Так вступал в обиход тихой нашей жизни «завоеванный» новый строй, открыв шествие свое общественными молебствиями и празднествами. Внове и в умеренном количестве манифестации и публичные молебствия не представлялись удручительными. Но когда разохотившиеся руководители, вчерашние обыватели, нынешние граждане, всю свою энергию направили в сторону торжества, все почувствовали тоску и недоумение. Что же это, в самом деле? Дети бросили учиться, ходят лишь по улице с красными флагами да орут песни, Тулейкин перестал шить сапоги, пишет лишь свои приказы о молебствиях, почтальоны махнули рукой на доставку писем, прочий мелкий должностной люд почувствовал необычайный зуд красноречия, писарьки и темные ходатаи по делам громят в речах старый режим, мародеров тыла и какую-то буржуазию… И всё одно и то же изо дня в день… Пора бы уж остепениться, отдохнуть от праздников и митингов за простым, нужным, будничным делом… Теперь уж всё на виду, всё пойдет гладко, стройно, разумно, новый порядок выметет продажность, воровство, безответственность, устранит разруху — пойдет на поправку родная страна…

По наивности и невежеству в нашем углу почти все думали, что в особом углублении и расширении революции нет настоятельной необходимости, но о России подумать надо. Вышло иначе. Извне, из туманных далей все настойчивее звучал лозунг: расширять и углублять революцию! И с того момента, как в местной газетке, появившейся на свет в апреле месяце, местный частный ходатай по делам Кобелев, бывший писец у прокурора, раскостил на все корки Милюкова и прочих «буржуев», пошло дальнейшее практическое ознакомление с расширением и углублением. Гражданин Тулейкин оказался слишком умеренным и недостаточно энергичным в смысле общественного руководительства, на два корпуса обошел его гражданин Ермишкин, ставший во главе «Трудового союза». Во имя расширения и углубления революции человек двадцать членов трудового союза под предводительством гражданина Ермишкина стали производить обыски у остального гражданства с целью обнаружения запасов… сахара. Успели обойти десятка два домов в первый день, но уже на следующий день своими действиями вызвали контрреволюционный протест, ибо после посещения членов трудового союза у гражданина Ивана Шеина исчез бочонок соленых огурцов и два венских стула, у гражданки Ульяновой — самовар, в третьем месте — белье, развешенное для просушки во дворе. Милиция была засыпана жалобами — та самая милиция, которая при обысках предупредительно сопровождала трудовой союз, руководимый гражданином Ермишкиным. Но другой власти не было — старое начальство хотя и мыслилось еще начальством, но было подвергнуто гражданином Ермишкиным обследованию наравне с мелочным торговцем Шеиным.

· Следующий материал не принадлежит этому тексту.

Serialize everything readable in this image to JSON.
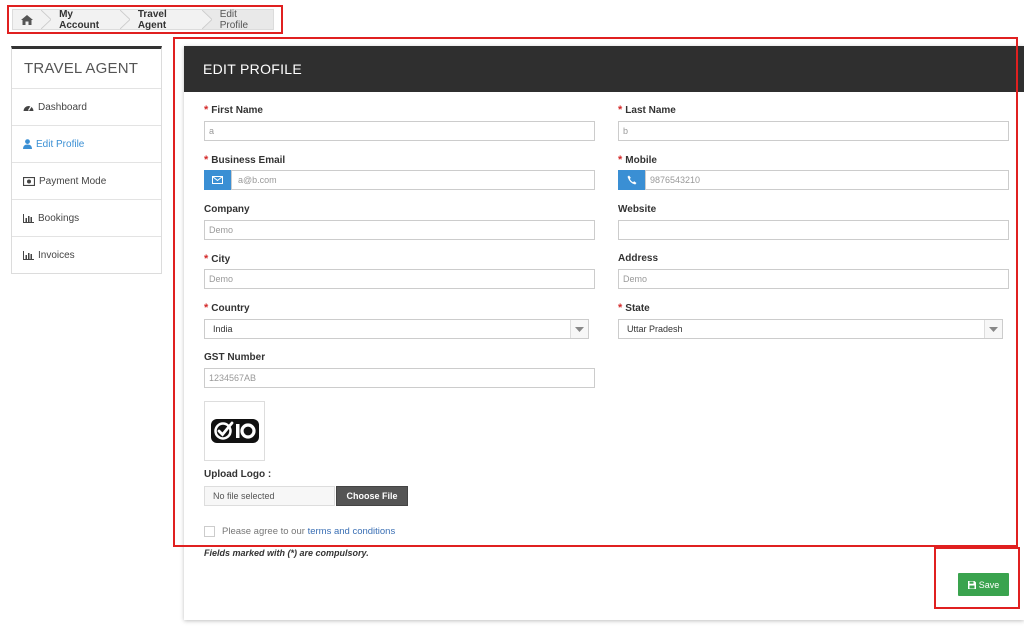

Бог весть, как бы вышла милиция из своего трудного положения, если бы сам гражданин Ермишкин не сконфузился и добровольно не отстранился от активной деятельности по углублению революции. Произошло ли это от недостатка уверенности в своих силах или от совестливости — сказать трудно, но вообще некоторая конфузливость — конечно, очень умеренная — отличает местные революционные активные силы от их идейных вдохновителей. Подолоховцы и пичужинцы, например, захватили казенную лесную дачу, вырубили лес, вытравили скотом молодняк и затем… застыдились.

— Зря… ах, зря сделали… ничего хорошего…

— Граждане, граждане… а какие мы граждане, раз порядку не признаем, начальство обругиваем…

— Одно самовольство, никакой правильности. Вон Бирюков себе на два дома лесу навалял, а мне какие-нибудь две сошки лишь припало получить. А коснись дело ответа — в одной каше будем…

— Опять лесные поляны — сколько добра вытравили! Кто же попользовался? Скотинный народ, у кого скотины много. А у меня ее нет, скотины, — я при чем остаюсь? Нет, ты соблюди да произведи равнение — вот это будет правильность… А то — одна свобода, больше ничего…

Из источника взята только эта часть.